Edit: As Laughing Vergil recommended, I replaced the literals in the second query with variables previously declared, and again it run slow!
Edit 2: I have some additional info from doing some further research.
First, I have isolated the problem to this line:
case when @tpdim1 is null then ''
<-- This uses the slow plan
case when 'CUSTOMER' is null then ''
<-- This uses the fast plan
This is true in the ad-hoc query, no need to trouble ourselves with spcs and/or cursors.
This keeps hapenning even if I change the code to the recommended dynamic where structure.
I haven't created any sampla data yet, but the important info (as can be seen in the plans) is that loyalty_policy_data
has about 720k lines if we only filter by loyalty_policy = @loop2_loyalty_policy
. However, if we evaluate the @tpdim1 condition, which essentially is dim1=N'EL0134366', the rows returned are only 4.

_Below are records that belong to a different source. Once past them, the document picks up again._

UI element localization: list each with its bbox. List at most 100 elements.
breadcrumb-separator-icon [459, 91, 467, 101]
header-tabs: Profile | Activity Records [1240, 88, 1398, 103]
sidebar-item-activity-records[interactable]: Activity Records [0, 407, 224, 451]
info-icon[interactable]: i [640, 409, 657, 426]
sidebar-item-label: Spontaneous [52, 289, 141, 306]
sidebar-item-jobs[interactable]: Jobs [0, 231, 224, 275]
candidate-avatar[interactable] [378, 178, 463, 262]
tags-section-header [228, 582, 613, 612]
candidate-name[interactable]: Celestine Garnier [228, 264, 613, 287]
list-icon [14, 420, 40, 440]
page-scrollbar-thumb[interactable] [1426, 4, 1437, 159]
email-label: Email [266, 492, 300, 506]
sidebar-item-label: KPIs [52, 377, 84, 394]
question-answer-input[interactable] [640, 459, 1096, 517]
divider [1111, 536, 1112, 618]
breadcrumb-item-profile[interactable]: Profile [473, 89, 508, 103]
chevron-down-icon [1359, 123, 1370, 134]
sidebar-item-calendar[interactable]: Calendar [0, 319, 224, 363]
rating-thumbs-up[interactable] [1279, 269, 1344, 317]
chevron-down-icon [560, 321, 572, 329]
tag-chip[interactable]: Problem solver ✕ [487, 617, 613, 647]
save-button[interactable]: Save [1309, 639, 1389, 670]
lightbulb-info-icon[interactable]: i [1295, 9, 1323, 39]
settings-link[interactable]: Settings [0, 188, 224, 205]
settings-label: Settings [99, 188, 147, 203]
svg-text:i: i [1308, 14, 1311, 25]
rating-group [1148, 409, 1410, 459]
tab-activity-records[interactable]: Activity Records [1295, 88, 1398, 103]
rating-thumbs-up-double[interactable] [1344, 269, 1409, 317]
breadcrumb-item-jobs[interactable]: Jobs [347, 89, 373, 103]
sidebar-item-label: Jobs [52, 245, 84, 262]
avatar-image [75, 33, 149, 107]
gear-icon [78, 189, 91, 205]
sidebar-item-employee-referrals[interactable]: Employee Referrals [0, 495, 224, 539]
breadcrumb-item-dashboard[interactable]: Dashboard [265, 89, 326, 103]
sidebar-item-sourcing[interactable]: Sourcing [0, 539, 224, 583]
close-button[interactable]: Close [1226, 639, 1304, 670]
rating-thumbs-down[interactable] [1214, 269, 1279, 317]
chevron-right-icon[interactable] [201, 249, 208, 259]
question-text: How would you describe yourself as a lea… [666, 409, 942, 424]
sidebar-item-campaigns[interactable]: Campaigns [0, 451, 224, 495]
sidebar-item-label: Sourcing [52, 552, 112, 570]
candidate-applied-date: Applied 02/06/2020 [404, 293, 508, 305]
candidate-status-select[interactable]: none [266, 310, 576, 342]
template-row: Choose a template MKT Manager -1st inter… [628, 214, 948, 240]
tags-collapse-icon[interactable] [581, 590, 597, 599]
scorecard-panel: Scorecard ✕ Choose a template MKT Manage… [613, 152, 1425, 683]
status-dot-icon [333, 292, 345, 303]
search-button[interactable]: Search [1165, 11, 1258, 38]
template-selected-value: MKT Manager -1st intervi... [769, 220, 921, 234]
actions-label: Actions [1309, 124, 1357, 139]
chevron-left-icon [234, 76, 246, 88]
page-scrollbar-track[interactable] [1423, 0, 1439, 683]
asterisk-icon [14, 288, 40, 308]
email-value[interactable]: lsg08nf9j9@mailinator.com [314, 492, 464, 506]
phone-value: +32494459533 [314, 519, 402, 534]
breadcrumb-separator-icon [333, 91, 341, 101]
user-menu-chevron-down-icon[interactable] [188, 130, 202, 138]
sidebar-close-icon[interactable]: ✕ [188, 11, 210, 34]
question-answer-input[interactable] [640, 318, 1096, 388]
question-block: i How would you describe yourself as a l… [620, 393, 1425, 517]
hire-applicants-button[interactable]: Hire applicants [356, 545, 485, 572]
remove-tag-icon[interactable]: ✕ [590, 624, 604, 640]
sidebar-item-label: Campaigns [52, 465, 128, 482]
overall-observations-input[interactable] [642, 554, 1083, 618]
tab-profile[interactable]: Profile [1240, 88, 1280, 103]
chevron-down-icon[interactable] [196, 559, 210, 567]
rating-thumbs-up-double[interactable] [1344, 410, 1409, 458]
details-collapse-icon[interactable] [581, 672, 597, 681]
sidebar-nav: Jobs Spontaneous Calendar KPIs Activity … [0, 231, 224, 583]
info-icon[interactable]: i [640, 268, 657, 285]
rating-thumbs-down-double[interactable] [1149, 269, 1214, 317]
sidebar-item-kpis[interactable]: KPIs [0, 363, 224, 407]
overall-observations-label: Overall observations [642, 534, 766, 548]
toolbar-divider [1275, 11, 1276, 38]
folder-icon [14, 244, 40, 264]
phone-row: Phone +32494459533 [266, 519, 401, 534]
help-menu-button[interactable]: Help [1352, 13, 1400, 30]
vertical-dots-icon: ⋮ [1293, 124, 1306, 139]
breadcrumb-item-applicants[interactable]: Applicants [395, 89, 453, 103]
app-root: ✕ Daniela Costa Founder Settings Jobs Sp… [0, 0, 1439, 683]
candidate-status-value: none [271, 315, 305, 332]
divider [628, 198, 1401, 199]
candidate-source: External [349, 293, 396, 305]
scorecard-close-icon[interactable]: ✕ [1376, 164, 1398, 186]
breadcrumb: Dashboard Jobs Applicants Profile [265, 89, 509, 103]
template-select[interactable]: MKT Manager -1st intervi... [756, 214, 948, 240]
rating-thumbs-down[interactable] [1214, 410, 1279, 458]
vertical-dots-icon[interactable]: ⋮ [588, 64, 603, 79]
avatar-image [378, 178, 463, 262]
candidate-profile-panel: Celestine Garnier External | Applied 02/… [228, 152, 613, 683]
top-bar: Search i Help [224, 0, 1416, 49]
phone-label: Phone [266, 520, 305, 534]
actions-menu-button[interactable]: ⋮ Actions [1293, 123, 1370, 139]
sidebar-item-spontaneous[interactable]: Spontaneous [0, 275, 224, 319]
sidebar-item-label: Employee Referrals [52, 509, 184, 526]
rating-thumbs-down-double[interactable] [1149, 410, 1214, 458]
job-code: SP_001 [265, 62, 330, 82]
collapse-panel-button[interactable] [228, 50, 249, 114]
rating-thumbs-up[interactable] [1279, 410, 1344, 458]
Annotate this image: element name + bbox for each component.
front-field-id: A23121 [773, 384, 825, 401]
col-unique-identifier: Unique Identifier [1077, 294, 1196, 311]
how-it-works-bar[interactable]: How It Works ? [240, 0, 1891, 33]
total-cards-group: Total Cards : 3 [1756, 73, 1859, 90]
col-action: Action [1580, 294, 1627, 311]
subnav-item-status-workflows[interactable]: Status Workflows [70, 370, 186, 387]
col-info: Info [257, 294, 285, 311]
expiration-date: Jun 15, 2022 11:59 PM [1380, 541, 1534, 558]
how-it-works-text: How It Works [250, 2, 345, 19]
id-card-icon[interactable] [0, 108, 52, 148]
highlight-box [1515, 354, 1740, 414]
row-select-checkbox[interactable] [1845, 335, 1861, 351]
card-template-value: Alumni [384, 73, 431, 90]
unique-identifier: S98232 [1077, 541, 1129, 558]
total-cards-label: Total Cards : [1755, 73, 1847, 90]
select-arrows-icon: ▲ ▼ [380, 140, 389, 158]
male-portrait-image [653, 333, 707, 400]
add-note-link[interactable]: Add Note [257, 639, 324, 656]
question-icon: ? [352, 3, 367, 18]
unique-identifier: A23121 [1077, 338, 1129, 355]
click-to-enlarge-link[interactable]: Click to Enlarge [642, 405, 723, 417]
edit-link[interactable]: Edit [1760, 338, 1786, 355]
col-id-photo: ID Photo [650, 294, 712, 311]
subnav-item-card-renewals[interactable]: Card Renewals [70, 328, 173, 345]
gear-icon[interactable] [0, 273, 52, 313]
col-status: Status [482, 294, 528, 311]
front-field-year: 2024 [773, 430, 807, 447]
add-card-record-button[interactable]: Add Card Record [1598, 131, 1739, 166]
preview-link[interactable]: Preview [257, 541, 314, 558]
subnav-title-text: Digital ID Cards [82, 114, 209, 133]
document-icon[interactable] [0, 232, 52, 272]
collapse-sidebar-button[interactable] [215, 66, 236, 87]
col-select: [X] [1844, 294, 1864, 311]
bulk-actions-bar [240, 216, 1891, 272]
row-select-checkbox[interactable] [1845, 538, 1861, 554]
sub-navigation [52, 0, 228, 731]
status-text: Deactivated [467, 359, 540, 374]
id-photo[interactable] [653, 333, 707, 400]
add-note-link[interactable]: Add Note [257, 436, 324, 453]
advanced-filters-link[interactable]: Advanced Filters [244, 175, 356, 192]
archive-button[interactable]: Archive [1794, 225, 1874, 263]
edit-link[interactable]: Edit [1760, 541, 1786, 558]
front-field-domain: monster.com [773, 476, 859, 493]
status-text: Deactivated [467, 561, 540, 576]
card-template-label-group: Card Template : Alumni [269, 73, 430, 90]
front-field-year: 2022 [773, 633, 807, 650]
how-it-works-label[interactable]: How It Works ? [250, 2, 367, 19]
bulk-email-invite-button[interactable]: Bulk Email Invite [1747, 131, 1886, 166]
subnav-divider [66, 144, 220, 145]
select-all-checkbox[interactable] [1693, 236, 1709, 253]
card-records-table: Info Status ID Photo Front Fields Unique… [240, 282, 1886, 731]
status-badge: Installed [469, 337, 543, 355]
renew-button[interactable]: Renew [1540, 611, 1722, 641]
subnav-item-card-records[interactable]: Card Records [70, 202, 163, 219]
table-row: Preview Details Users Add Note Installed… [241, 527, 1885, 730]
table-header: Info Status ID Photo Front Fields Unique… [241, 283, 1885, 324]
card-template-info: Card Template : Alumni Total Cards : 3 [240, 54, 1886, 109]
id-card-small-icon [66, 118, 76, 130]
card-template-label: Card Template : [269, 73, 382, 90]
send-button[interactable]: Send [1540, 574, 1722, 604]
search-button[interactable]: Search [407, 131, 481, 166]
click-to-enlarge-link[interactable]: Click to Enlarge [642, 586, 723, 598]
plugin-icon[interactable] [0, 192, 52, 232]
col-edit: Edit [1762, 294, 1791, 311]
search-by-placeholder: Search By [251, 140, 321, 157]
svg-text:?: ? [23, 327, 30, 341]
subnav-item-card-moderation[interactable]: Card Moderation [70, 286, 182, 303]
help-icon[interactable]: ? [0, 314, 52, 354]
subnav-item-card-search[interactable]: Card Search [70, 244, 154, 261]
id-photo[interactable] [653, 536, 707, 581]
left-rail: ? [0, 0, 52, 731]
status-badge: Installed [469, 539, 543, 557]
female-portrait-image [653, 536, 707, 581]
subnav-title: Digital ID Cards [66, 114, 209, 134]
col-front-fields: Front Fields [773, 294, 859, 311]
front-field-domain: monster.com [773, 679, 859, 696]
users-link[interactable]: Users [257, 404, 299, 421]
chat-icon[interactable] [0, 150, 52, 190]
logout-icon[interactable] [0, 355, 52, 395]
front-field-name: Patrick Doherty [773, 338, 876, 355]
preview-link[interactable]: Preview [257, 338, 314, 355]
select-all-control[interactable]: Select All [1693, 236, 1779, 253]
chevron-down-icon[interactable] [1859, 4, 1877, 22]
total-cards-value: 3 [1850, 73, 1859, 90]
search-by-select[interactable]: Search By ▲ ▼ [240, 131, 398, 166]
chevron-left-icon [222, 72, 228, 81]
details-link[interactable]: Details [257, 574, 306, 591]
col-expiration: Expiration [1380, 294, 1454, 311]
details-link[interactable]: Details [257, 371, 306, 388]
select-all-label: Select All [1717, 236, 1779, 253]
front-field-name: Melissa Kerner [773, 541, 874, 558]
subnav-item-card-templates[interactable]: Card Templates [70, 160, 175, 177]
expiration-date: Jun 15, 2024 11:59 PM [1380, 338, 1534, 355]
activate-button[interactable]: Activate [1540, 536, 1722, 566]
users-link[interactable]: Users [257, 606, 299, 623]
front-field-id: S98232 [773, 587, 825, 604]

The difference in the plan, then, is when this condition is evaluated in regards to the date-checking conditions.
In the fast plan, it gets evaluated first - When seeking the index for the loyalty policy value, it adds a (non-seek) predicate. While this predicate is not within the index, the returned rows are 4 and all the other operators have "logical" sizes.
In contrast, the slow plan painfully disregards this predicate until too late. If I've figured correctly, it makes a nested loops on loyalty_policy_data as the outer table (which is crazy). It passes the needed columns in as outer references. For each such tuple, the index spool scans the #table(~1k rows) and finds about 250 results, and passes that to the filter which finally does the tpdim1 filtering. Thus, 250*700k rows are passed to the filter operator.
So now I think I know what happens. But I can't figure why.